The present invention relates to a methodology for determining if fluid influx into a well during a pumps-off event is caused by the formation ballooning or if the influx is caused by a kick.


BACKGROUND AND SUMMARY

During oil and gas well drilling, the drilling fluid density may be adjusted to balance pore pressure at all or most depths. While pumping fluids, the well bore pressures are typically higher than when the pumps are off. This pressure increase may be due to the friction of the drilling fluid as it flows up the well. The pressure fluctuations due to pumps-on versus pumps-off may cause over pressurization at certain zones in the well such that small fractures may be opened and fluid may be forced into these fractures at the higher pumps-on pressures. When the pumps are turned off, the pressure may drop and the formation at these high pressure zones can then potentially force fluids (or gas) back into the well. The result can be a cycle of transient loss of fluids while drilling followed by fluid (or gas) influx at pumps-off. Historically, this cyclic series of flows and losses is referred to as ballooning or breathing. The influx at pumps-off can be large and is often misinterpreted as a “kick” which is a result of natural pore pressure being higher than the surrounding fluid pressure. The driller's actions for a “kick” (e.g. shut in the well and increase drilling fluid density) can sometimes exacerbate ballooning. It is therefore often important to quickly diagnose an initial influx as either the result of a ballooning cycle or as a “kick”.


Traditionally, drillers have relied on human observations of prior fluid loss and generally adopted procedures that may require well shut in and pressure measurements. Inaccurate assessment of prior fluid losses can lead to errors and misdiagnosis of influx as kicks. Drillers sometimes react to ballooning with kick control procedures and thus exacerbate ballooning. This can ultimately lead to an underground blow-out (influx at one depth and fluid losses as a separate depth), with possible environmental damage and loss of the well. What is needed is a way to more accurately determine if well influx is the result of formation ballooning or a kick. It may also be desirable to automate the diagnosis of ballooning by processing real time data, so that drillers may take the correct actions as quickly as is desirable.


Careful analysis of fluid flows and volumes, throughout the time interval from several minutes prior to pumps-off until several minutes after pumps-on, may allow for an automatic assessment of the confidence that fluid losses have initiated and/or begun to increase at pumps-on. This trend in fluid loss is then to be carefully monitored and may be combined with one of many potential influx detection algorithms. After pumps-off, the fluid flow-out patterns may also be processed to determine if flow-out is gradually decreasing (i.e. consistent with ballooning), or is steady, or increasing (i.e. consistent with a “kick”). When influx is first detected, that event may be combined with prior fluid loss information and/or previous flow-out patterns to provide a more accurate assessment of whether the initial influx is due to well ballooning or a kick.

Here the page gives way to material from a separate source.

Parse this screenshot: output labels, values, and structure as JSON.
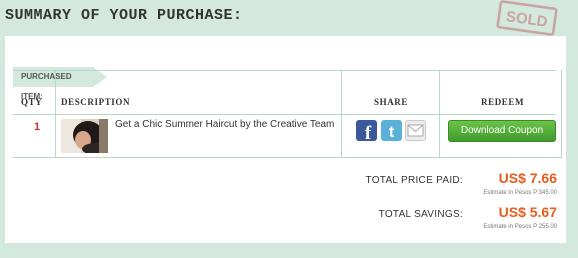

Advanced processing may be applied to flow and volume measurements to allow accurate trend and/or jump detections of changes in well fluid flow (e.g. differences in flow-out and flow-in) at pumps-off and/or pumps-on. Comparison of the differences at these two ends of the pumps-off and pumps-on on cycle may yield new information not previously available.


Definitions

The basic design of ballooning diagnostics system is based in part on the following definitions,


Influx—Flow of fluid or gas from the formation into the well.


Kick—An influx from the formation that will not stop if ignored and must be controlled by shutting in the well or increasing the mud weight.


Ballooning—Cyclical influx at pumps off due to over pressurizing well zones during drilling followed by reduced pressure at pumps-off. These transient influx events will diminish and stop at each cycle with no need to shut the well in or increase mud weight.





BRIEF DESCRIPTION OF THE DRAWINGS


FIG. 1 is a schematic diagram of the relevant oil and gas drilling components which may be desirable for operation of the ballooning diagnostic system.



FIG. 2 shows one potential graph of the transient measurements of pit volume and flow-out at pumps-off and pumps-on.



FIG. 3 depicts the initial processing steps of one embodiment applied to extract the ballooning diagnostic system transient features.



FIG. 4 depicts a potential embodiment of the aggregate ballooning diagnostic system processing steps.



FIG. 5 shows one potential embodiment of the ballooning diagnostic system's display.





DETAILED DESCRIPTION

I. Basic Measurements



FIG. 1 depicts a schematic of the relevant oil and gas drilling components which may be desirable for operation of the ballooning diagnostics (“BD”) system. As shown in FIG. 1, drilling fluid is typically pumped from a reservoir of drilling fluid down the drill pipe and up the open hole and well casing. Then it is allowed to flow by gravity back to the fluid reservoir. The basic measurements used in the BD system are,

    • 1. Flow-in—the flow rate (e.g. in units of gal/min) at the top of the drill pipe or pump output.
    • 2. Flow-out—the flow rate for fluid exiting from the top of the well casing (also called the bell nipple).
    • 3. Pit volume—the quantity of fluid contained in the fluid reservoir (e.g. in units of gallons).
    • 4. Bit depth—the depth of the drill bit.
    • 5. Hole depth—the depth of the hole.


Each of the above listed measurements are generally available at a well site and are typically measured at time increments between 1 second and 10 seconds. These measurements are typically obtained from dedicated sensors. It will be understood that a far greater number and array of sensors may also be used with the disclosed invention. These additional sensors are generally known in the art. Additionally, duplicate, redundant, or backup sensors may be used to ensure the accuracy and validity of any given measurement or category of measurements. The use of redundant sensors may increase the confidence level of any resulting information.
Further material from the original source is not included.